Does this old-school hero get the proper treatment, or is this collection a waste of your time and money? Read on to find out.
The official description from Titan Books:
Beginning the complete library of the greatest science fiction hero of all time.
Volume One will spotlight the work of Alex Raymond, legendary for some of the finest storytelling of the 20th century. Raymond illustrated the Sunday strips until 1944; with his clear and much-imitated style forming the original aesthetic of the most popular and easily recognised science fiction hero for decades to come.
Introducing Flash Gordon, Dale Arden, Dr. Hans Zarkov, and Ming the Merciless, this volume will catapult readers to the deadly planet Mongo.
These are the strips that influenced George Lucas to create Star Wars, and which illustrator Al Williamson said were “the reason I became an artist.”
The inception and creation of Flash Gordon is on full-display in this mammoth and lush release. From start to finish, this book covers a plethora of years that honestly were chock-full of dynamic stories that easily touch upon the rich history of the epic hero. Perhaps even more important than the content and tales therein, is the shear attention to detail applied to the restoration process and the hard-work put into the two necessary Forwards that give the character and its creator an honest but proper historical context.
Going through a brief but engrossing journey, The Flash Gordon Legacy, shows where the property has gone in its expansive life cycle. The forward by Alex Ross perfectly illustrates the importance of this comic series, while attacking it from the eyes of a fan who to this day carries a great deal of reverence for the title and the illustrative style that erupts from the talented hand behind it. He makes a strong enough case that you’ll more than likely feel just a little bit of his fanboy glee as you achieve a slightly better understanding of this storied protagonist.
The second Forward, Birth of a Legend, does a fairly good job covering the man behind the myth. Doug Murray takes fans on a brief but thoroughly biographical journey while mustering up the gumption to offer some interesting tidbits about his lifestyle and inspirations behind this work. The changing landscape of the world, the impact of the war engulfing it and how social as well as economic factors shaped the skill embodied by this creative talent.

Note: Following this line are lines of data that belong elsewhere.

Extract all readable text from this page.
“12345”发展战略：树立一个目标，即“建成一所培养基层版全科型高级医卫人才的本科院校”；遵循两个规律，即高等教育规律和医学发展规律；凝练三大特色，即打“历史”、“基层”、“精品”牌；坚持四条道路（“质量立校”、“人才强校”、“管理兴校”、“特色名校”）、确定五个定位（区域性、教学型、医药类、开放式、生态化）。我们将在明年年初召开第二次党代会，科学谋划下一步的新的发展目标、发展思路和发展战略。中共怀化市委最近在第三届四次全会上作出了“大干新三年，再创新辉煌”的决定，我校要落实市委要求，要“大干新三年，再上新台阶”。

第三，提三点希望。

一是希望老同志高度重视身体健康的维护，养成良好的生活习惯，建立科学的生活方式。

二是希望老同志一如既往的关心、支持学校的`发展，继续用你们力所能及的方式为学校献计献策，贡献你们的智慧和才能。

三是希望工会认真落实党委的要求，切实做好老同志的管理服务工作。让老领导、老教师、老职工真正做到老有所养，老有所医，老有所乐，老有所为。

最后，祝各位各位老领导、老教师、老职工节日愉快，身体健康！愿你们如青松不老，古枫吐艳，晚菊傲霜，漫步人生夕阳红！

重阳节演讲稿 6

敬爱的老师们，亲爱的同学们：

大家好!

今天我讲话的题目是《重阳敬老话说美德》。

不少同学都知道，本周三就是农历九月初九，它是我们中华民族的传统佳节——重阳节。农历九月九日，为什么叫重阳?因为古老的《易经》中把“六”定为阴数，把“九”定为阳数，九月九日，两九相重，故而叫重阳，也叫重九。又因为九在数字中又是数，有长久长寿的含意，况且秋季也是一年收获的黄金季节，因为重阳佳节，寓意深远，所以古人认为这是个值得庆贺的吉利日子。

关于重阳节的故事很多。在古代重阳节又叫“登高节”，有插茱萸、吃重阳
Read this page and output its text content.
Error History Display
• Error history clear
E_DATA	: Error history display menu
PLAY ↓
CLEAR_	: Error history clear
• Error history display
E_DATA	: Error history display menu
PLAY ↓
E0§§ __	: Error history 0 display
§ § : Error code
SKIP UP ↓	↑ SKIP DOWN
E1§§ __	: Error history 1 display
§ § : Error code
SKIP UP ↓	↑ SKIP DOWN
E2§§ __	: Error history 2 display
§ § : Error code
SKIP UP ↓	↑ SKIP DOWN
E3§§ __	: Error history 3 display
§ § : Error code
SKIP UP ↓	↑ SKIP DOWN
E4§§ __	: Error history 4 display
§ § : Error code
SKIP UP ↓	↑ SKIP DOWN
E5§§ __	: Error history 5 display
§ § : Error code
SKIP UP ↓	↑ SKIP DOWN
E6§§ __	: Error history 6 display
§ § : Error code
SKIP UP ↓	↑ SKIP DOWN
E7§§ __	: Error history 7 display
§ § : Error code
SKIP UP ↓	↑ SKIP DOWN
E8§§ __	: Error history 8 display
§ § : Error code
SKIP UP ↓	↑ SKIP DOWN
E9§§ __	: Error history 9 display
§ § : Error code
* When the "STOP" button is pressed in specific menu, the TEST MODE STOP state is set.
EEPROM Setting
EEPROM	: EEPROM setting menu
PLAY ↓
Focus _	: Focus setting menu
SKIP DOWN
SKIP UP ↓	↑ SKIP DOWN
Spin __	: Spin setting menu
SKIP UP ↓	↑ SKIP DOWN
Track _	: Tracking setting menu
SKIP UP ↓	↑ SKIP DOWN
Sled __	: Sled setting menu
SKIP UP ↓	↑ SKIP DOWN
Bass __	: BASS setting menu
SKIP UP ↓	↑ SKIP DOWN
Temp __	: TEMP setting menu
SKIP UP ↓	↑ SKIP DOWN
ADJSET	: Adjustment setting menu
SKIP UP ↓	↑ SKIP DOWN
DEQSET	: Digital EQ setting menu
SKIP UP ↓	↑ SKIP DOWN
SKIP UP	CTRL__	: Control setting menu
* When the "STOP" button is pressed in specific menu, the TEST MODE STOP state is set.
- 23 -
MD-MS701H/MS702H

Perhaps second to the stellar Forwards by Alex Ross and Doug Murray is the most important aspect to take note of in this collection: the immaculate restoration by Peter Maresca. From the first story to the final one, this Hard Cover carries each panel and page in a way that stylistically connects the parts of the narrative journey while employing some minor reformatting. The cosmetic changes stem from several of the stories being originally formated in a portrait layout oppose to the landscape style employed by the majority of the weekly releases contained in this volume. The end result is both steady and aesthetically pleasing.
Alex Raymond‘s writing is defined not just by the time period, but by his shear willingness to allow some zany yet creative situations that ultimately yield some rather compelling jaunts chock-full of solid character driven arcs. You could argue that there is an overabundance of unnecessary narration, but truth be told you have to factor in the era and these minor gripes quickly dissipate. Yes, we have a protagonist who happens to be a polo player from Yale who then gets stranded on the planet Mongo, but beyond that we have a classical narrative that plays on some very core human emotions. Jealously, love, greed, anger, revenge are all factors in this epic saga filled with ruthless dictators, Lion Men and desperate characters yearning to accomplish whatever their ends may be.
Beyond the narrative and the script, Alex Raymond, beautifully renders the creatures and inhabbitants of the planet Mongo with a unique sense of detail that would honestly put many of today’s artists to shame. Thick and thin lines with expert curves creates a visceral visual dance that perfectly illustrates this dynamic adventure. I have to admit some of my favorite moments and panels were the ones where the background details fell by the way-side and the talented artist shifted focus to the formation of his characters and the extravagant situations therein.
Flash Gordon: On the Planet Mongo Sundays 1934-1937 is a wonderfully realized release that is a near perfect representation of not only its time but the character itself. If you’re a fan of the hero or one that’s dedicated to the current Science Fiction and Fantasy genre, then I’m sure there will be plenty for you to love in this sterling collection. Highly recommended.